S4S: Solving for a Diffusion Model Solver
This addresses the computational bottleneck in diffusion model sampling for researchers and practitioners, though it is incremental as it builds on existing solver optimization approaches.
The paper tackles the problem of expensive neural function evaluations in diffusion models by proposing S4S, a method that learns a solver to improve generation quality with few evaluations. The approach achieves a 1.5× improvement over previous methods, with FID scores of 3.73 on CIFAR10 and 13.26 on MS-COCO using only 5 neural function evaluations.

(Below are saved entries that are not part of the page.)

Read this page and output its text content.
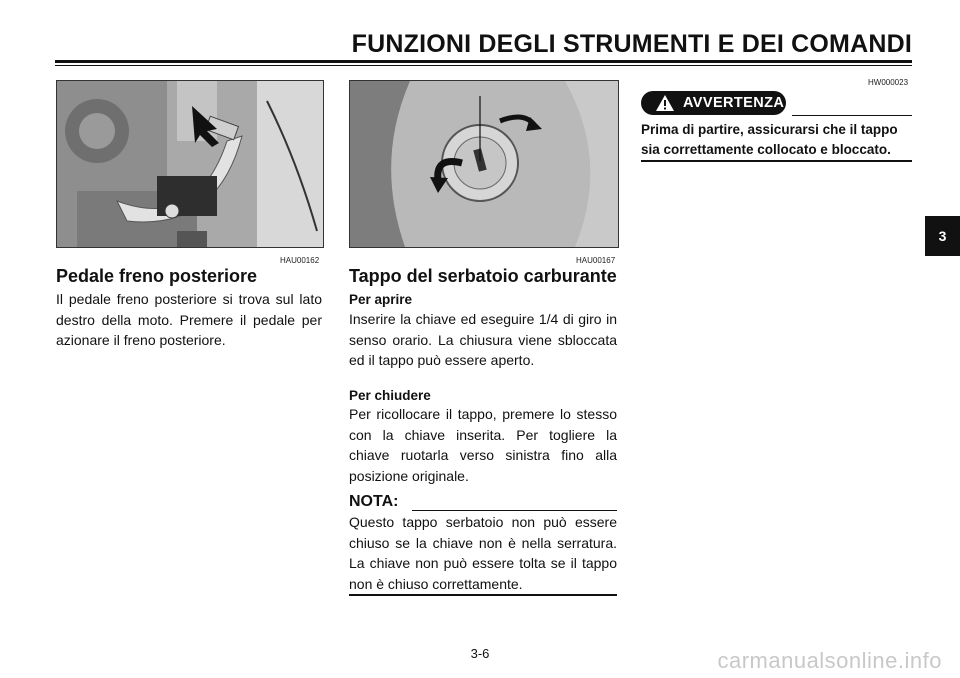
FUNZIONI DEGLI STRUMENTI E DEI COMANDI
HAU00162
Pedale freno posteriore

Il pedale freno posteriore si trova sul lato destro della moto. Premere il pedale per azionare il freno posteriore.

HAU00167
Tappo del serbatoio carburante
Per aprire

Inserire la chiave ed eseguire 1/4 di giro in senso orario. La chiusura viene sbloccata ed il tappo può essere aperto.

Per chiudere

Per ricollocare il tappo, premere lo stesso con la chiave inserita. Per togliere la chiave ruotarla verso sinistra fino alla posizione originale.

NOTA:

Questo tappo serbatoio non può essere chiuso se la chiave non è nella serratura. La chiave non può essere tolta se il tappo non è chiuso correttamente.

HW000023
AVVERTENZA

Prima di partire, assicurarsi che il tappo sia correttamente collocato e bloccato.

3
3-6	carmanualsonline.info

Diffusion models (DMs) create samples from a data distribution by starting from random noise and iteratively solving a reverse-time ordinary differential equation (ODE). Because each step in the iterative solution requires an expensive neural function evaluation (NFE), there has been significant interest in approximately solving these diffusion ODEs with only a few NFEs without modifying the underlying model. However, in the few NFE regime, we observe that tracking the true ODE evolution is fundamentally impossible using traditional ODE solvers. In this work, we propose a new method that learns a good solver for the DM, which we call Solving for the Solver (S4S). S4S directly optimizes a solver to obtain good generation quality by learning to match the output of a strong teacher solver. We evaluate S4S on six different pre-trained DMs, including pixel-space and latent-space DMs for both conditional and unconditional sampling. In all settings, S4S uniformly improves the sample quality relative to traditional ODE solvers. Moreover, our method is lightweight, data-free, and can be plugged in black-box on top of any discretization schedule or architecture to improve performance. Building on top of this, we also propose S4S-Alt, which optimizes both the solver and the discretization schedule. By exploiting the full design space of DM solvers, with 5 NFEs, we achieve an FID of 3.73 on CIFAR10 and 13.26 on MS-COCO, representing a $1.5\times$ improvement over previous training-free ODE methods.